Saturday, October 19, 2002
The Nature of Diversity
The homophobia issue referred to below -- there's a host of issues related to this raised by Arthur Silber here, particularly as it relates to Andrew Sullivan -- has stirred up ideas I never got down about diversity. It just seems that a really substantial fraction of the population has really unimaginative ideas about the true nature of diversity.
Real diversity means understanding that people will display just about every attribute imaginable in every possible combination. So, there will be animal-rights-motivated vegetarians who like to wear leather. There will be black gay Republicans. There will be Baptists who like to do the frug.
I know that most of us search for consistency in our lives -- who wants to be a big old honking hypocrite? But I think that at some point we come to accomodation with ourselves that everything doesn't line up the same way. Forces of habit don't agree with analytic thought. One set of friends thinks one way about one set of issues; another, a different way -- somehow we keep them all as friends.
It's complicated. It's complicated enough.

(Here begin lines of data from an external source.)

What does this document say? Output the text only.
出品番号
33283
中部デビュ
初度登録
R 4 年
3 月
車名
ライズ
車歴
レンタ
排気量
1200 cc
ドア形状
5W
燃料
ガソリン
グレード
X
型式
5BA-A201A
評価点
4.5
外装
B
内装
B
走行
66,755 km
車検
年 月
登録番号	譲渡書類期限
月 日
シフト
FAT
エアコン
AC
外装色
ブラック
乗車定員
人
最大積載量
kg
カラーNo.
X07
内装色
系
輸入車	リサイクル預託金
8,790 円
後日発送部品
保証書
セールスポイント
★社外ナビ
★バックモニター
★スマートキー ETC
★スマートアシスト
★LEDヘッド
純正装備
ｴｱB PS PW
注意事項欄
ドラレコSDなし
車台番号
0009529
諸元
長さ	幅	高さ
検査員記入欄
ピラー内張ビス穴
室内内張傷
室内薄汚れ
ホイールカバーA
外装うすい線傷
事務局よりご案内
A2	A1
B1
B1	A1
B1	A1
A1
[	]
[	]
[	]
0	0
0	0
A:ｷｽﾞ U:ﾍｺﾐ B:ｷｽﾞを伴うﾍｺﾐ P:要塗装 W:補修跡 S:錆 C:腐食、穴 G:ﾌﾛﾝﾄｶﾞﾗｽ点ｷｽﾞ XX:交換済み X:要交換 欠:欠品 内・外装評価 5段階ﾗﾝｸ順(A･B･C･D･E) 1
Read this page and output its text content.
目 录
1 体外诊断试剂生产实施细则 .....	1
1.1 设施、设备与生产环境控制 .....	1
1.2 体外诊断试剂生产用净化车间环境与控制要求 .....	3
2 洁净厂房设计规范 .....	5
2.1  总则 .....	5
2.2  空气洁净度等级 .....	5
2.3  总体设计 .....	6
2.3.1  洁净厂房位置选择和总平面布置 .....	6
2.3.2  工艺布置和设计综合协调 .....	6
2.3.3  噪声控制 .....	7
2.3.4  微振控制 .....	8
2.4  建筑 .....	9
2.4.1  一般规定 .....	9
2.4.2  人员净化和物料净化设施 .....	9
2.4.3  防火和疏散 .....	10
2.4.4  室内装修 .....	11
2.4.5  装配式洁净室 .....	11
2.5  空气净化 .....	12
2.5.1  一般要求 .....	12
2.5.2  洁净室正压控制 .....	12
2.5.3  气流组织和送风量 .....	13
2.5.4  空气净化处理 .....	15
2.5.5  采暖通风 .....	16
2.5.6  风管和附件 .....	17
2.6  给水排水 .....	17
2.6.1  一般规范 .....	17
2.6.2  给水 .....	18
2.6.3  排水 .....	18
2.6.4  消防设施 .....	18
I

Add to that some much smaller fraction of the population that's vocal about attempting to enforce their own ideas about how all the various aspects of one's life ought to correlate, and you have a bad situation. I think it's likely that the shouters and the enforcers, while a small fraction of the population, by dint of their loudness and intensity, command a disproportionate share of attention.
Self-appointed thought police on the left and on the right are abhorent. They're so concerned with being correct -- politically or otherwise -- they miss the larger picture. There's no room for doubt, of self or others, in their framework. They're basically little Hitlers, little fans of Stalin. We should be grateful that, by and large, they have little real power.